Эндерби спал, хоть и без снов, как будто последний пригодный для снов материал слишком шокировал, чтоб претвориться в фантазии. Пробудил его толчок мисс Боланд, которая улыбнулась и почему-то сказала:
— Грязнуля.
— А? — сказал он.
— Прибыли, — объявила она. — В солнечную Испанию, хотя среди ночи и в дождь. — И фыркнула: — Дождь в Испании.
— Почему вы сказали — грязнуля? Я сделал что-нибудь неподобающее? То есть во сне? — Он гадал, какой невоздержанный поступок способен был совершить против собственной воли.
— Так там сказано. Ну, выходим. — Люди шли по проходу, кое-кто зевал, как после скучной проповеди, мисс Боланд улыбалась, будто родственница викария. — А еще сказано, — добавила она через плечо, — гадкий, вонючий. — Эндерби увидел влажно блестевший под тусклыми фонарями гудрон. Его охватило какое-то беспокойство.
— Что? — спросил он.
— Ох, пошли.
Она сняла с вешалки свой дождевик и дорожную сумку. Эндерби нечего было снимать. Чувствуя себя голым, он предложил:
— Если хотите, я понесу. — Тут его обуял страх, и руки затряслись.
— Как мило. Возьмите.
Ему едва удалось продеть руку в ручки сумки, но она не заметила, прибывая в несолнечную, даже в нелунную Испанию. Похоже, мистер Мерсер нервничал не меньше самого Эндерби, словно ему предстояло представить Севилью в качестве своей супруги, которая, переживая климакс, могла совершить какой-нибудь шокирующий поступок. Вот оно, думал Эндерби, вот оно. Он был хладнокровен, трезв, готов блефовать до конца. Хладнокровно и трезво взглянул на мисс Боланд, решив, что она может определенным образом помочь. Надо со смехом спускаться с ней по ступенькам, держаться поближе, как будто к жене. Ищут не смеющегося женатого мужчину, а отчаявшегося одинокого беглеца. Однако, улыбаясь, кивая мисс Келли, стоявшей на выходе из самолета, он увидел, что трап слишком узкий, придется спускаться без пары. Мисс Келли каждому адресовала сияющую улыбку, точно все только что прибыли к ней на прием, который состоится в подвале. Эндерби слышал, как шагавший впереди мистер Гат-келч поет: «Испания, ты мою жизнь погубила», — делая свое дело.
— Он умрет! Он умрет! Он умрет, поворот прямо в рот, рот, рот!

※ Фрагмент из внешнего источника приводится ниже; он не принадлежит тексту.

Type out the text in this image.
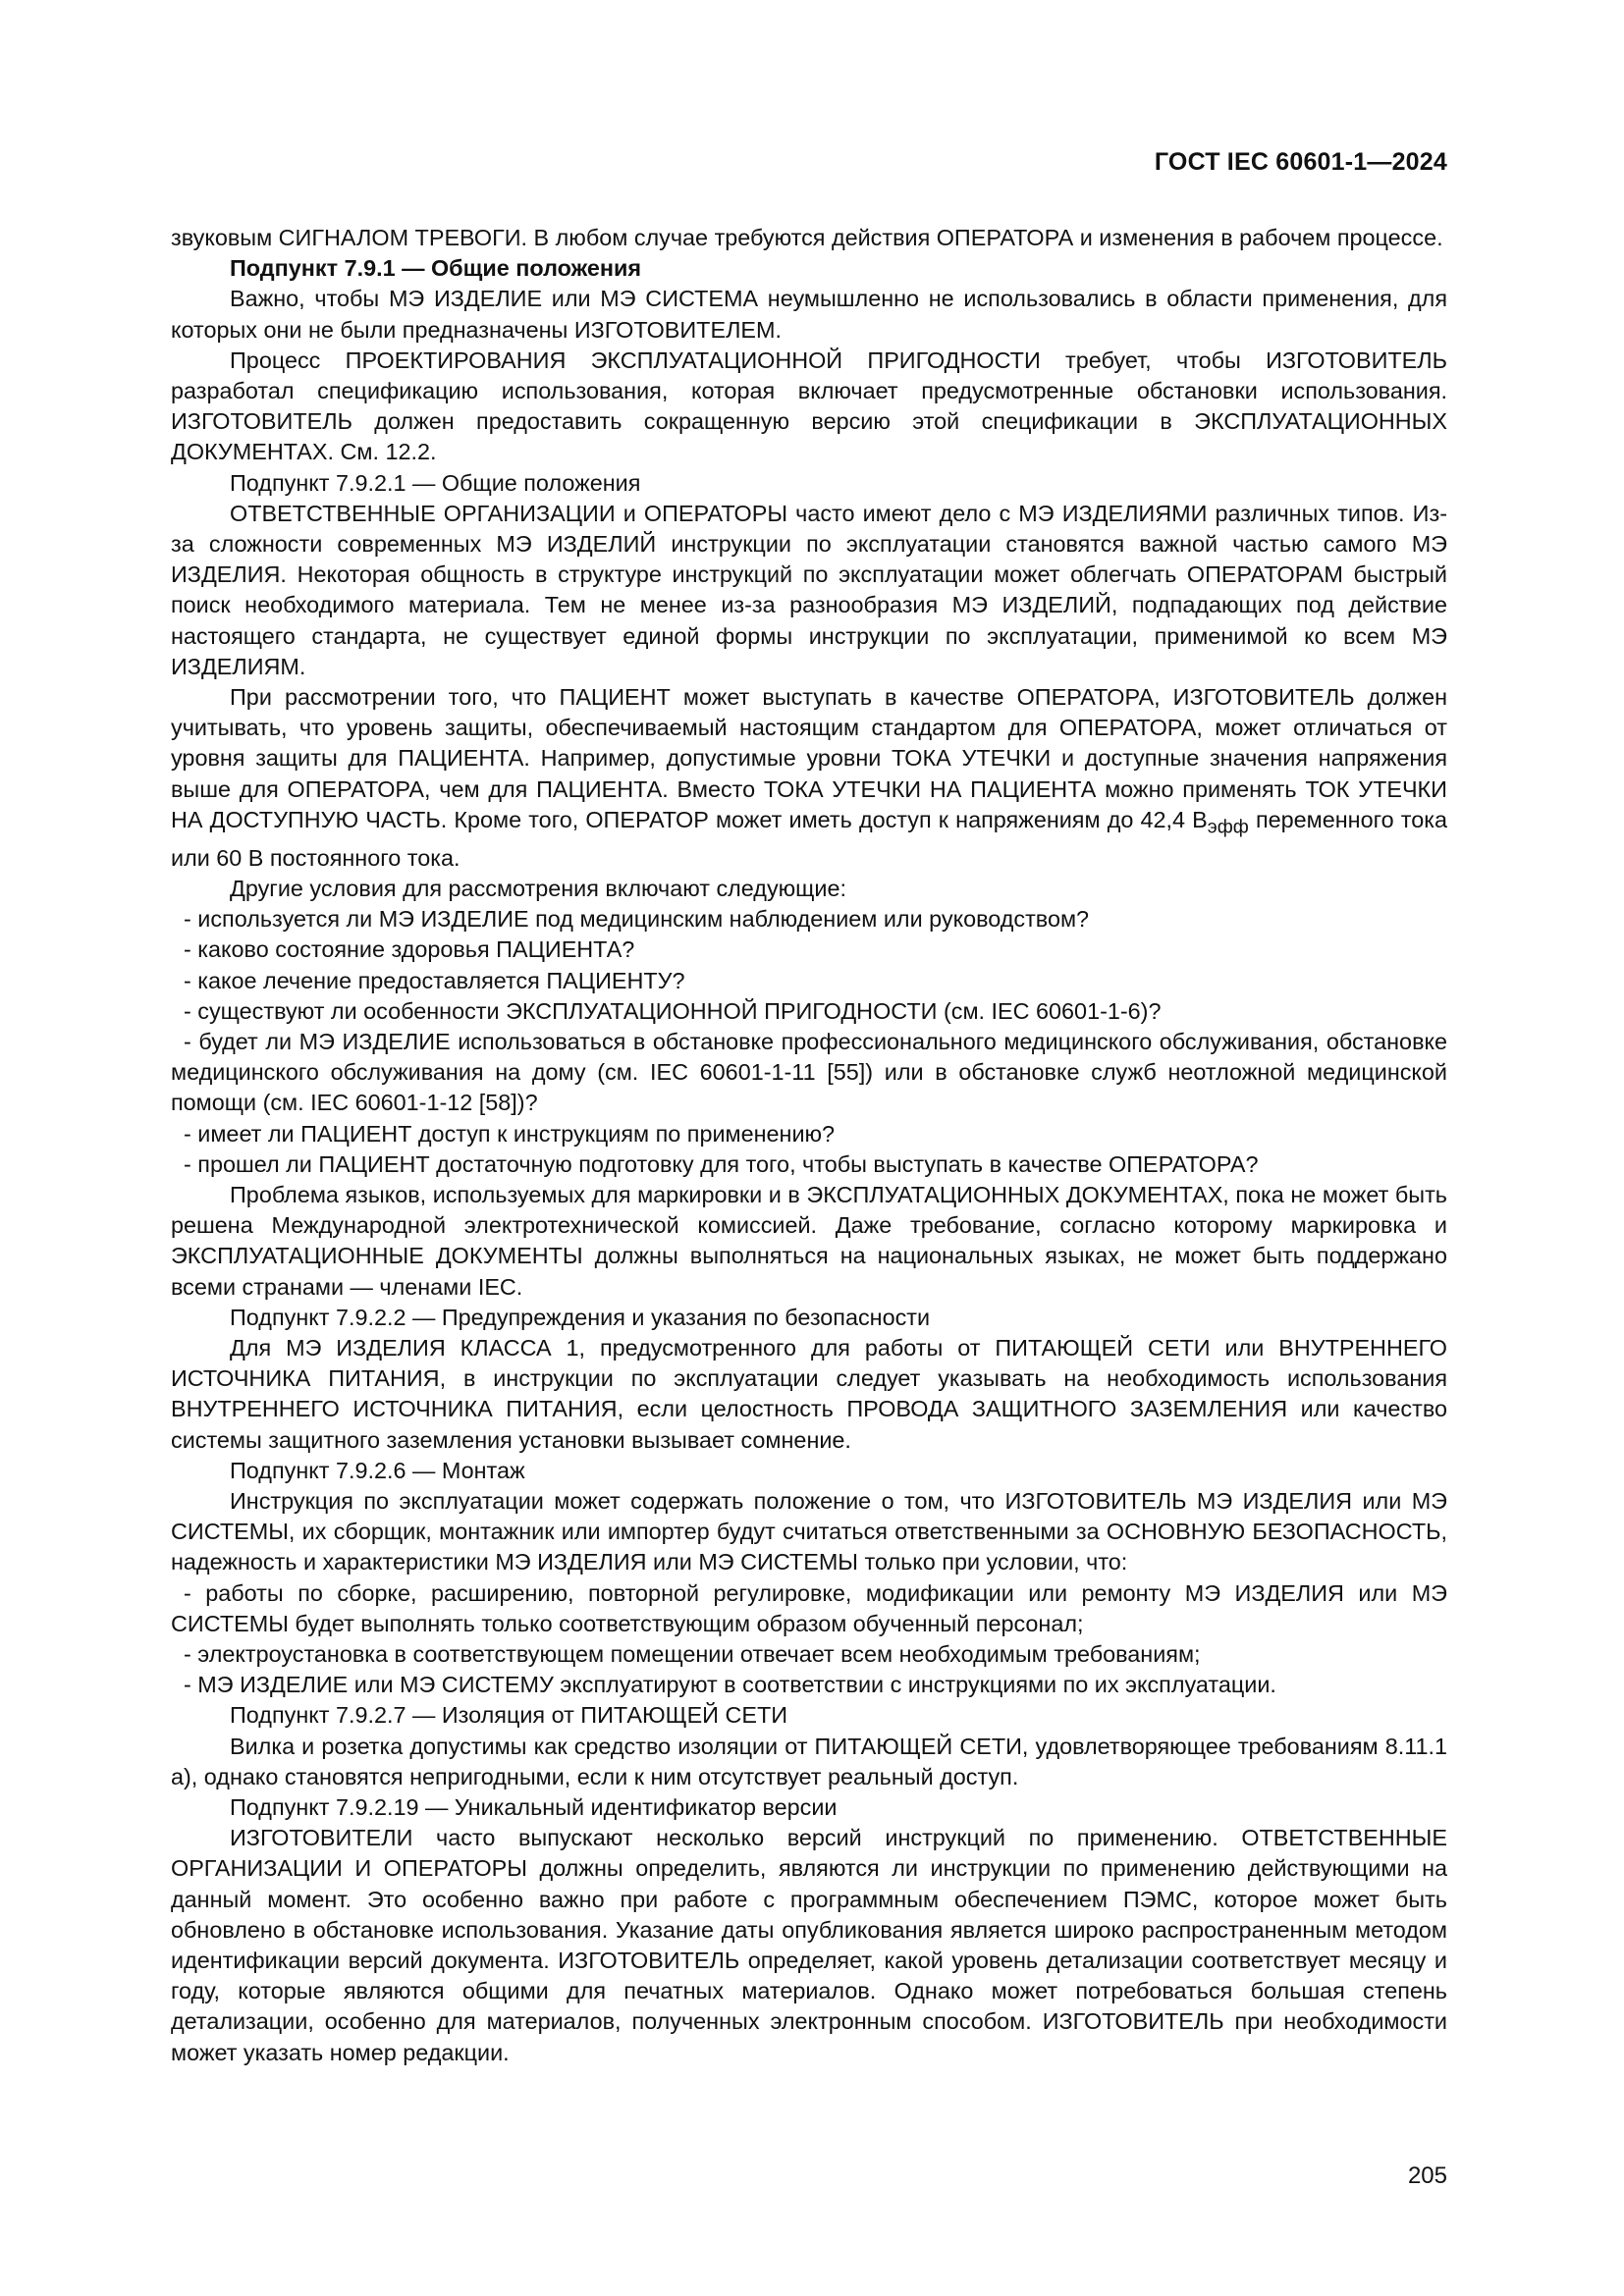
ГОСТ IEC 60601-1—2024

звуковым СИГНАЛОМ ТРЕВОГИ. В любом случае требуются действия ОПЕРАТОРА и изменения в рабочем процессе.

Подпункт 7.9.1 — Общие положения

Важно, чтобы МЭ ИЗДЕЛИЕ или МЭ СИСТЕМА неумышленно не использовались в области применения, для которых они не были предназначены ИЗГОТОВИТЕЛЕМ.

Процесс ПРОЕКТИРОВАНИЯ ЭКСПЛУАТАЦИОННОЙ ПРИГОДНОСТИ требует, чтобы ИЗГОТОВИТЕЛЬ разработал спецификацию использования, которая включает предусмотренные обстановки использования. ИЗГОТОВИТЕЛЬ должен предоставить сокращенную версию этой спецификации в ЭКСПЛУАТАЦИОННЫХ ДОКУМЕНТАХ. См. 12.2.

Подпункт 7.9.2.1 — Общие положения

ОТВЕТСТВЕННЫЕ ОРГАНИЗАЦИИ и ОПЕРАТОРЫ часто имеют дело с МЭ ИЗДЕЛИЯМИ различных типов. Из-за сложности современных МЭ ИЗДЕЛИЙ инструкции по эксплуатации становятся важной частью самого МЭ ИЗДЕЛИЯ. Некоторая общность в структуре инструкций по эксплуатации может облегчать ОПЕРАТОРАМ быстрый поиск необходимого материала. Тем не менее из-за разнообразия МЭ ИЗДЕЛИЙ, подпадающих под действие настоящего стандарта, не существует единой формы инструкции по эксплуатации, применимой ко всем МЭ ИЗДЕЛИЯМ.

При рассмотрении того, что ПАЦИЕНТ может выступать в качестве ОПЕРАТОРА, ИЗГОТОВИТЕЛЬ должен учитывать, что уровень защиты, обеспечиваемый настоящим стандартом для ОПЕРАТОРА, может отличаться от уровня защиты для ПАЦИЕНТА. Например, допустимые уровни ТОКА УТЕЧКИ и доступные значения напряжения выше для ОПЕРАТОРА, чем для ПАЦИЕНТА. Вместо ТОКА УТЕЧКИ НА ПАЦИЕНТА можно применять ТОК УТЕЧКИ НА ДОСТУПНУЮ ЧАСТЬ. Кроме того, ОПЕРАТОР может иметь доступ к напряжениям до 42,4 $В_{эфф}$ переменного тока или 60 В постоянного тока.

Другие условия для рассмотрения включают следующие:

- используется ли МЭ ИЗДЕЛИЕ под медицинским наблюдением или руководством?

- каково состояние здоровья ПАЦИЕНТА?

- какое лечение предоставляется ПАЦИЕНТУ?

- существуют ли особенности ЭКСПЛУАТАЦИОННОЙ ПРИГОДНОСТИ (см. IEC 60601-1-6)?

- будет ли МЭ ИЗДЕЛИЕ использоваться в обстановке профессионального медицинского обслуживания, обстановке медицинского обслуживания на дому (см. IEC 60601-1-11 [55]) или в обстановке служб неотложной медицинской помощи (см. IEC 60601-1-12 [58])?

- имеет ли ПАЦИЕНТ доступ к инструкциям по применению?

- прошел ли ПАЦИЕНТ достаточную подготовку для того, чтобы выступать в качестве ОПЕРАТОРА?

Проблема языков, используемых для маркировки и в ЭКСПЛУАТАЦИОННЫХ ДОКУМЕНТАХ, пока не может быть решена Международной электротехнической комиссией. Даже требование, согласно которому маркировка и ЭКСПЛУАТАЦИОННЫЕ ДОКУМЕНТЫ должны выполняться на национальных языках, не может быть поддержано всеми странами — членами IEC.

Подпункт 7.9.2.2 — Предупреждения и указания по безопасности

Для МЭ ИЗДЕЛИЯ КЛАССА 1, предусмотренного для работы от ПИТАЮЩЕЙ СЕТИ или ВНУТРЕННЕГО ИСТОЧНИКА ПИТАНИЯ, в инструкции по эксплуатации следует указывать на необходимость использования ВНУТРЕННЕГО ИСТОЧНИКА ПИТАНИЯ, если целостность ПРОВОДА ЗАЩИТНОГО ЗАЗЕМЛЕНИЯ или качество системы защитного заземления установки вызывает сомнение.

Подпункт 7.9.2.6 — Монтаж

Инструкция по эксплуатации может содержать положение о том, что ИЗГОТОВИТЕЛЬ МЭ ИЗДЕЛИЯ или МЭ СИСТЕМЫ, их сборщик, монтажник или импортер будут считаться ответственными за ОСНОВНУЮ БЕЗОПАСНОСТЬ, надежность и характеристики МЭ ИЗДЕЛИЯ или МЭ СИСТЕМЫ только при условии, что:

- работы по сборке, расширению, повторной регулировке, модификации или ремонту МЭ ИЗДЕЛИЯ или МЭ СИСТЕМЫ будет выполнять только соответствующим образом обученный персонал;

- электроустановка в соответствующем помещении отвечает всем необходимым требованиям;

- МЭ ИЗДЕЛИЕ или МЭ СИСТЕМУ эксплуатируют в соответствии с инструкциями по их эксплуатации.

Подпункт 7.9.2.7 — Изоляция от ПИТАЮЩЕЙ СЕТИ

Вилка и розетка допустимы как средство изоляции от ПИТАЮЩЕЙ СЕТИ, удовлетворяющее требованиям 8.11.1 а), однако становятся непригодными, если к ним отсутствует реальный доступ.

Подпункт 7.9.2.19 — Уникальный идентификатор версии

ИЗГОТОВИТЕЛИ часто выпускают несколько версий инструкций по применению. ОТВЕТСТВЕННЫЕ ОРГАНИЗАЦИИ И ОПЕРАТОРЫ должны определить, являются ли инструкции по применению действующими на данный момент. Это особенно важно при работе с программным обеспечением ПЭМС, которое может быть обновлено в обстановке использования. Указание даты опубликования является широко распространенным методом идентификации версий документа. ИЗГОТОВИТЕЛЬ определяет, какой уровень детализации соответствует месяцу и году, которые являются общими для печатных материалов. Однако может потребоваться большая степень детализации, особенно для материалов, полученных электронным способом. ИЗГОТОВИТЕЛЬ при необходимости может указать номер редакции.

205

Очень дурной вкус, думал Эндерби. Выходя в сырую бархатную теплоту, он видел у подножия трапа лишь мистера Мерсера с полными руками паспортов, вполне дружелюбно болтавшего, пусть на громком, медленном английском, необходимом в общении с иностранцами, с иностранцем. Это был испанец в форме и в темных очках. Он держал обе руки в брючных карманах, играя, по предположению Эндерби, в игру типа пасьянса, известную под названием «карманный бильярд». Испанец смотрел вверх на мисс Келли, стреляя в нее сигаретными искрами: бессильными сигналами страсти. Эндерби точно знал: он не из Интерпола.

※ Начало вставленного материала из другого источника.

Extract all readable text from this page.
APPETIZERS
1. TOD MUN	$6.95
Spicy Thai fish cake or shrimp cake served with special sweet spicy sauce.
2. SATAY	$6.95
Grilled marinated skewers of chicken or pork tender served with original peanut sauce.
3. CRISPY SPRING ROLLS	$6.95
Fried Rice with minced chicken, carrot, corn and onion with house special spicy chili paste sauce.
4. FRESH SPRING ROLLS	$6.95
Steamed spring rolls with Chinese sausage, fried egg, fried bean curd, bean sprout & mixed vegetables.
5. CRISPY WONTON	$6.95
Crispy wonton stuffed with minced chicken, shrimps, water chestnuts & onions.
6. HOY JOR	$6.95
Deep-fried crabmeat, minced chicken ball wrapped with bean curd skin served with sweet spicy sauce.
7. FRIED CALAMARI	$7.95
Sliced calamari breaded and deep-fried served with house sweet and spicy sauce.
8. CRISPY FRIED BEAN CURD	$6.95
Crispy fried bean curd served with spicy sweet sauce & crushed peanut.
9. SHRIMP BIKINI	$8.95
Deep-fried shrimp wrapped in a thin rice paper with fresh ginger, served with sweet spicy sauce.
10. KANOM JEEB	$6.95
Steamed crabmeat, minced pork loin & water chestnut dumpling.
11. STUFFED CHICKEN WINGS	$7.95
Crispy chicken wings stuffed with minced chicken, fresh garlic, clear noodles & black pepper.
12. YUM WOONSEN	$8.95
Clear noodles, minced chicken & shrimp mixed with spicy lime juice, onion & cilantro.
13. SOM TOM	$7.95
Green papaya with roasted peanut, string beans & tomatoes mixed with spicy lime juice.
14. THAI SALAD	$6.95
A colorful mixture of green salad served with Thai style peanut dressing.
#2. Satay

Мисс Боланд спускалась перед ним. Только ступив на мокрый гудрон, Эндерби шмыгнул к ней, взял под руку. Она, видимо, удивилась, однако приятно; прижала его руку к своему теплому боку. Кажется, и колени у него ослабли от облегчения, когда он увидел, что, кажется, вокруг нет мужчин в плащах, поджидающих его на пути по гудрону к зданию аэропорта. Кажется, кругом только чернорабочие, тощие, в синем, приткнувшиеся к стенам, жадно курившие, пожиравшие туристов голодными глазами нищих. В самом аэропорту, несмотря на очень позднюю ночь, шла оживленная деятельность. Самолет с арабскими надписями готовился к взлету, другой, под названием ИБЕРИЯ, таксил по полю. Повсюду мужчины в комбинезонах толкали тележки, пыхтели в маленьких тракторах. Эндерби одобрял такую суету, особенно толпу пассажиров, заметную в здании, к которому они уже приближались. Он увидел себя, преследуемого, прячущегося за людьми. Впрочем, нет, пока безопасно.
— Луны нет, — заметила мисс Боланд. — Luna, да? Лучше, чем по-английски. Новолуние. Полнолуние. Я думала, luna меня здесь встретит. Ну да ничего.
— Вы на нее по пути нагляделись сполна, — заметил Эндерби, несколько ребяческим тоном. — И здесь сполна наглядитесь. На отдыхе, я имею в виду. Только, по-моему, вам захочется убежать. — Шедший рядом коллега-турист с подозрением глянул на Эндерби. — От luna, я имею в виду, — пояснил он.